Python lxml using xi:include with multiple Xml fragments

3.5k views Asked by At

I am developing a simple xml logfile class using lxml in Python.

My approach so far has been to use two files. A well-formed XML file which includes a second file which is a XML fragment. I am using an xi:include element. This way XML fragment can be updated efficiently by simply appending <event> elements to the end of the file.
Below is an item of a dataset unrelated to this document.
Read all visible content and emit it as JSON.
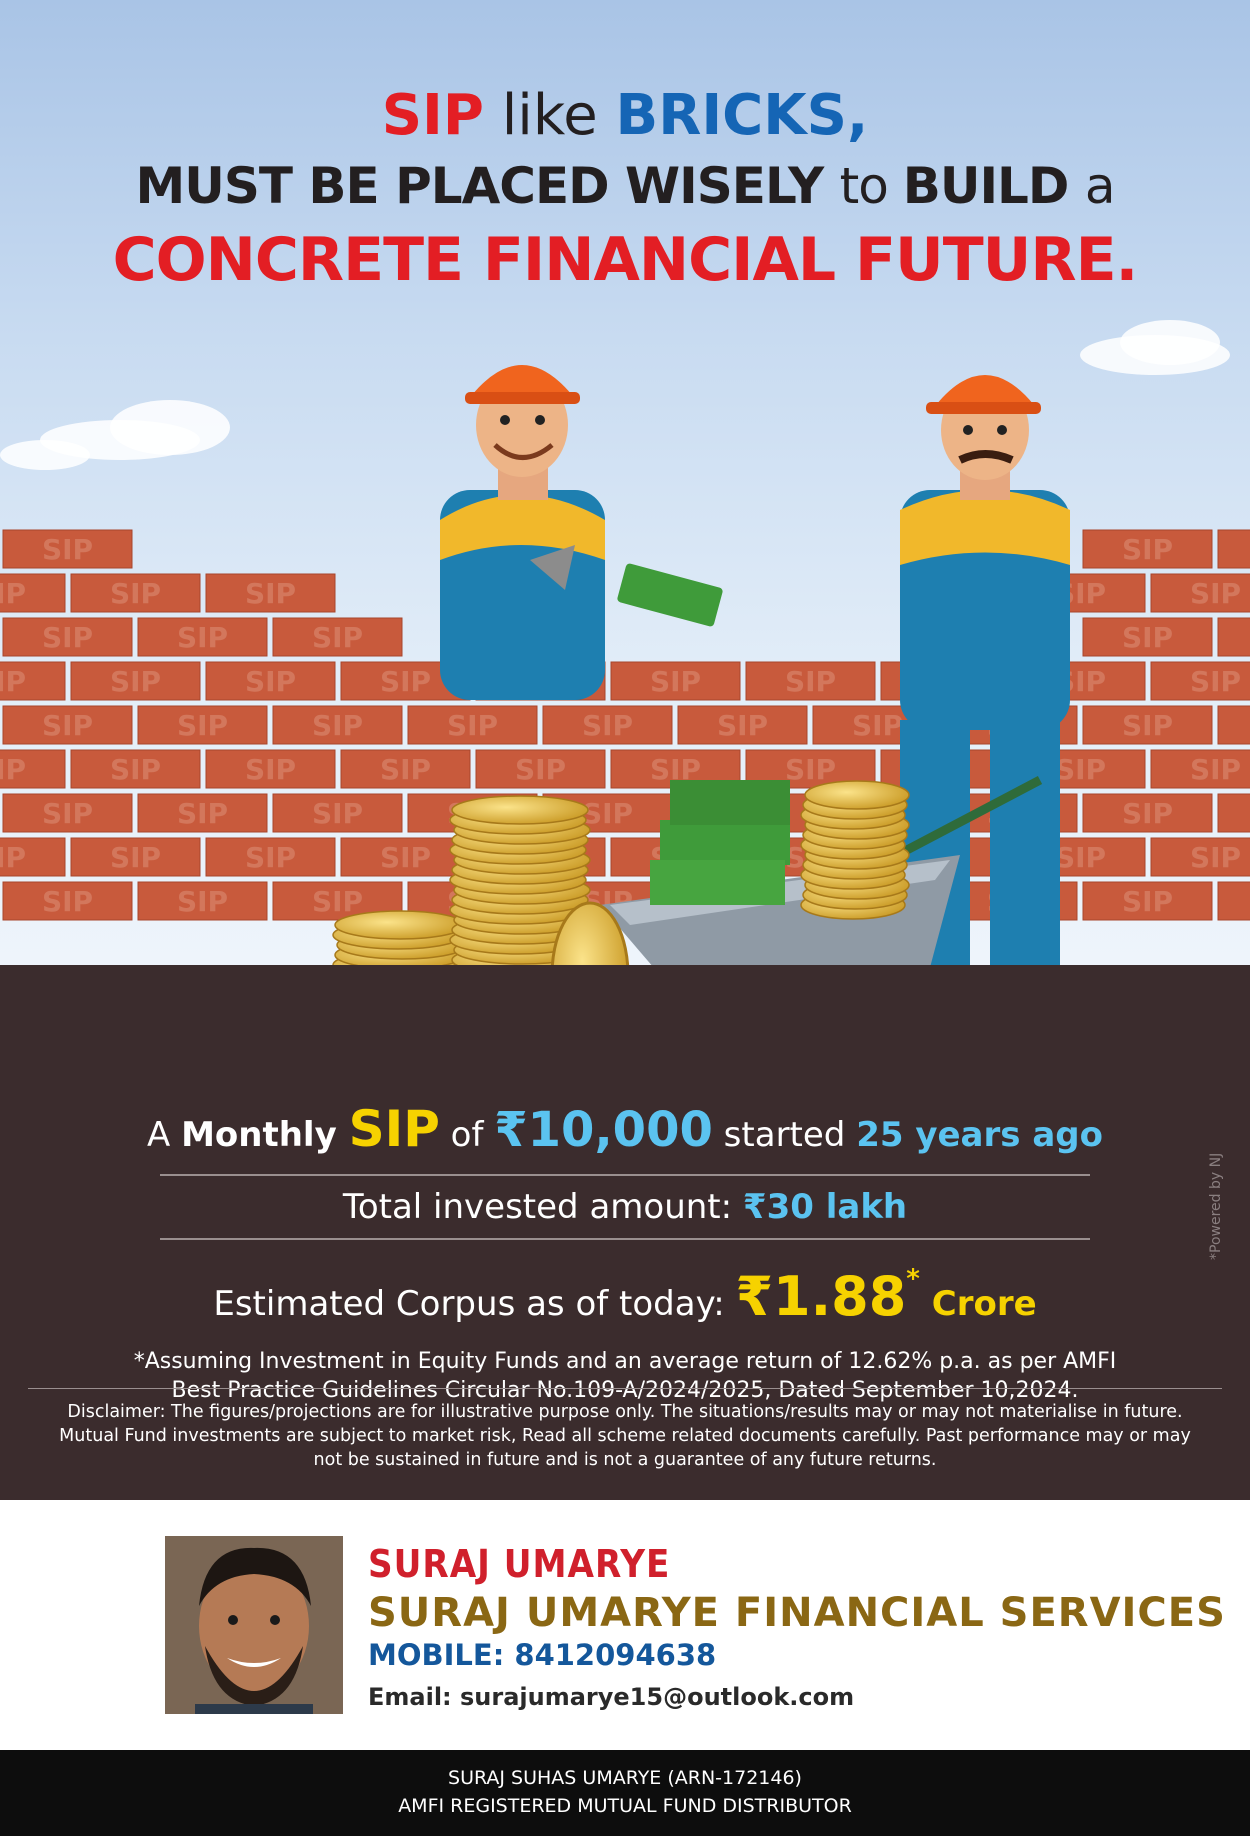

The well formed XML file ('logfile.xml') looks like this:

 <?xml version="1.0"?>
<logfile>
<event xmlns:xi="http://www.w3.org/2001/XInclude">
    <xi:include href="events.xml"/>
</event>
</logfile>

The xml fragment ('events.xml') looks like this:

<event>
     <data></data>
</event>
<event>
     <data></data>
</event>
<event>
     <data></data>
</event>

My goal is to end up with:

<?xml version="1.0"?>
 <logfile>
    <event>
         <data></data>
    </event>
    <event>
         <data></data>
    </event>
    <event>
         <data></data>
    </event>
 </logfile>

In python I am using the xinclude method to process the xi:include element in my well formed XML file ('logfile.xml'). This works but only if there is one <event> element is the XML fragment ('events.xml')

My python code:

tree = etree.parse('logfile.xml')
tree.xinclude()
root = tree.getroot()
print etree.tostring(self.logfileNode, pretty_print=True, xml_declaration=True, encoding='UTF-8')

The error I am seeing:

lxml.etree.XIncludeError: Extra content at the end of the document

I could contain the events in another element, but this doesn't lend itself well to appending data to the end of the XML fragment document.

1

There are 1 answers

5
Francis Avila On

The document referenced by xi:xinclude must be a complete xml document ("complete xml infoset"). Your events.xml is not a valid xml document because you don't have a single root containing element.

You might be able to include just a subset by using the xpointer attribute to select the event elements. I'm not sure lxml supports this attribute, however.